50 In einer demonstrativen Konstruktion sind hier zwei Ich-Erzählerinnen gegenüberpostiert: die ihr Leben vor, nach und zwischen den Weltkriegen vorführende Frau Mühlenbeck und eine junge Untermieterin, die, zunächst noch in ihren Empfindungen und Beurteilungen »urwaldhaft« verworren, bei der viel älteren Frau Mühlenbeck in die Lehre geht, durch Zuhören — ein Vorgang der Domestikation in diesem Fall — in deren Sog gerät und ihre Ordnungsmuster übernimmt, auch ihre Anekdotenbildung, und am Ende erste Anzeichen von Lebenstüchtigkeit, wie man das nennt, allerdings auch von Erstarrung aufweist, wohltätige, aber auch zur Verarmung des Potentiellen führende Eindeutigkeit.

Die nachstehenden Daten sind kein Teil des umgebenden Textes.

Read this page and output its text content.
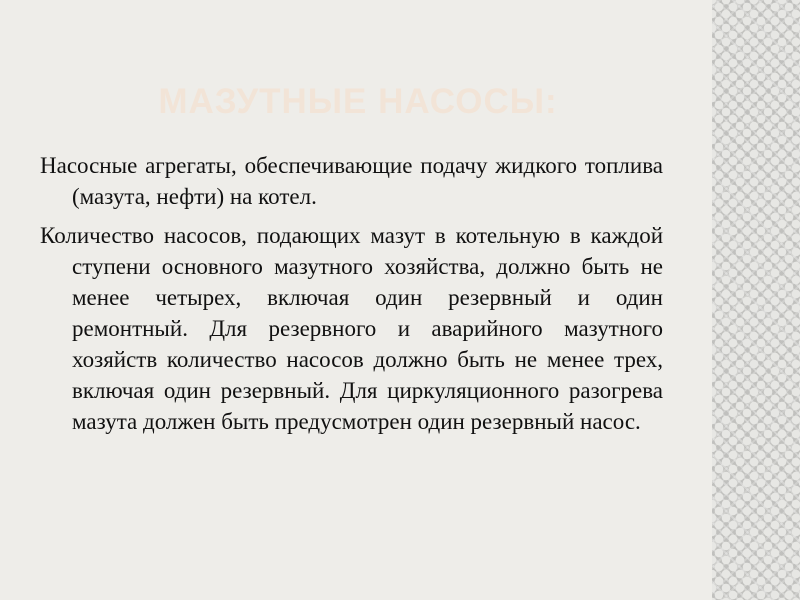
МАЗУТНЫЕ НАСОСЫ:

Насосные агрегаты, обеспечивающие подачу жидкого топлива (мазута, нефти) на котел.

Количество насосов, подающих мазут в котельную в каждой ступени основного мазутного хозяйства, должно быть не менее четырех, включая один резервный и один ремонтный. Для резервного и аварийного мазутного хозяйств количество насосов должно быть не менее трех, включая один резервный. Для циркуляционного разогрева мазута должен быть предусмотрен один резервный насос.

51 Mit Frau Mühlenbeck hatte ich, allen Bedenken der Moderne zum Trotz und doch ohne rückfällig zu werden, eine Form gefunden, klassische Geschichten, beinahe Kalendergeschichten schon, zu erzählen. Auch hier kam es mir darauf an zu zeigen, wie eng Leben und Literatur, wenn man diese etwas großzügig als Herstellen von Reihenfolgen, Netzen, Systemen, auch natürlich von Lebenssinn, Nicht-Zufälligkeit begreift, ineinander verzahnt sind."